As we uncover a briefcase, say $b_i$, we can compute the probability that this briefcase is the best. This probability is
  • $i/n$ if $b_i > b_j$, for all $j < i$, and
  • $0$ otherwise.
Thus, the previously mentioned strategy can be restated as follows: Stop at the first briefcase with probability at least $1/2$ of being the best.

This raises the following questions:
  1. What is the actual success rate of this strategy?
  2.  Does there exist a similar strategy with a better success rate if we replace $1/2$ with some other threshold probability, say $p$? 
The answer to (2) is a definitive yes, and the optimal value of $p$ may seem surprising. It turns out that for large enough $n$, your best bet is to set $p = 1/e$, where $e = 2.71828...$  is Euler's number. The analysis is as follows.

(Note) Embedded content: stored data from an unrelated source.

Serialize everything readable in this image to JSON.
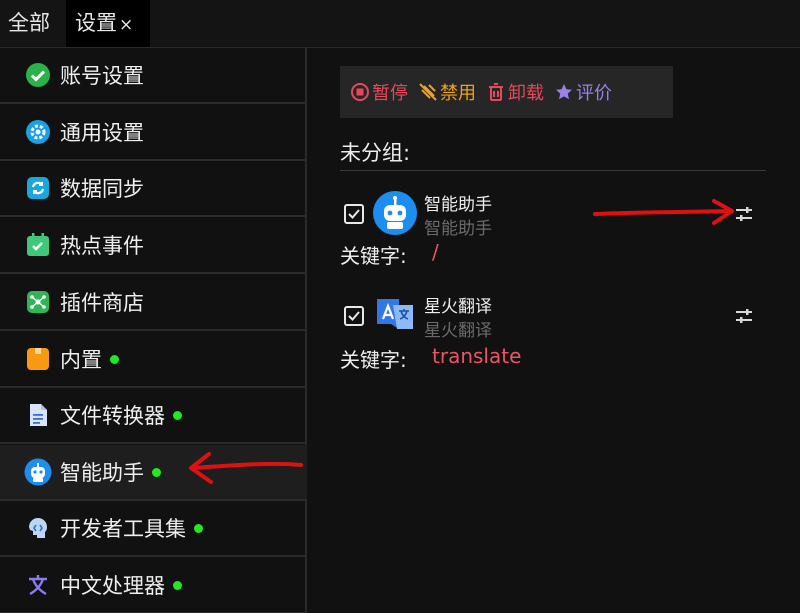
{
  "tabs": {
    "all": "全部",
    "settings": "设置",
    "close": "×"
  },
  "sidebar": {
    "items": [
      {
        "label": "账号设置",
        "dot": false
      },
      {
        "label": "通用设置",
        "dot": false
      },
      {
        "label": "数据同步",
        "dot": false
      },
      {
        "label": "热点事件",
        "dot": false
      },
      {
        "label": "插件商店",
        "dot": false
      },
      {
        "label": "内置",
        "dot": true
      },
      {
        "label": "文件转换器",
        "dot": true
      },
      {
        "label": "智能助手",
        "dot": true,
        "active": true
      },
      {
        "label": "开发者工具集",
        "dot": true
      },
      {
        "label": "中文处理器",
        "dot": true
      }
    ]
  },
  "toolbar": {
    "pause": "暂停",
    "disable": "禁用",
    "uninstall": "卸载",
    "rate": "评价"
  },
  "group": {
    "title": "未分组:"
  },
  "plugins": [
    {
      "name": "智能助手",
      "subtitle": "智能助手",
      "keyword_label": "关键字:",
      "keyword": "/"
    },
    {
      "name": "星火翻译",
      "subtitle": "星火翻译",
      "keyword_label": "关键字:",
      "keyword": "translate"
    }
  ],
  "colors": {
    "accent_red": "#e5485b",
    "status_green": "#22e822",
    "annotation_arrow": "#dd1111"
  }
}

As stated above, if $b_i$ is larger than all previously seen briefcases, it is the largest with probability $i/n$. Indeed, the largest briefcase had an $i/n$ chance of being in this range. Thus, for a given threshold probability $p$, our algorithm will stop at the first such $b_i$ encountered after position $k=\lfloor pn \rfloor$. Thus, the probability of success can be reduced to the probability that the first such $b_i$ encountered after position $k$ is also the largest briefcase. For $i  \geq k$, define
  • $A_i$ to be the event that $b_i$ is the largest briefcase, and
  • $B_i$ to be the event that the largest $b_j$ in $b_1,b_2,\dots,b_i$ satisfies $j \leq k$.
Then the desired probability can be calculated as
\[ \sum_{i=k+1}^n P(A_i) P(B_{i-1}) = \sum_{i=k+1}^n \frac{1}{n}\frac{k}{i-1} \] which can be simplified to
\[ \frac{k}{n}\sum_{i=k}^{n-1} \frac{1}{i} = \frac{k}{n}(H_{n-1} - H_{k-1}) \] where $H_j$ denotes the sum of the harmonic series from $1$ to $j$. Thus, for fixed threshold probability $p$ and $n \to \infty$, the success rate converges to
\[ \frac{k}{n}\ln{\left(\frac{n}{k}\right)} \sim -p\ln{p} \]
by using the approximation $H_j \sim \ln{j} + \gamma$, where $\gamma$ is the Euler–Mascheroni constant. To answer question (1) from above, we substitute $p = 1/2$ into this equation, giving a success rate of $1/2\ln{2} = 0.346573...$. By applying elementary calculus, the success rate can be shown to be largest when $p=1/e$; that is, the optimal threshold probability is $1/e$, which gives a success rate of $1/e = 0.367879...$.

We conclude with the following question: Can you do better?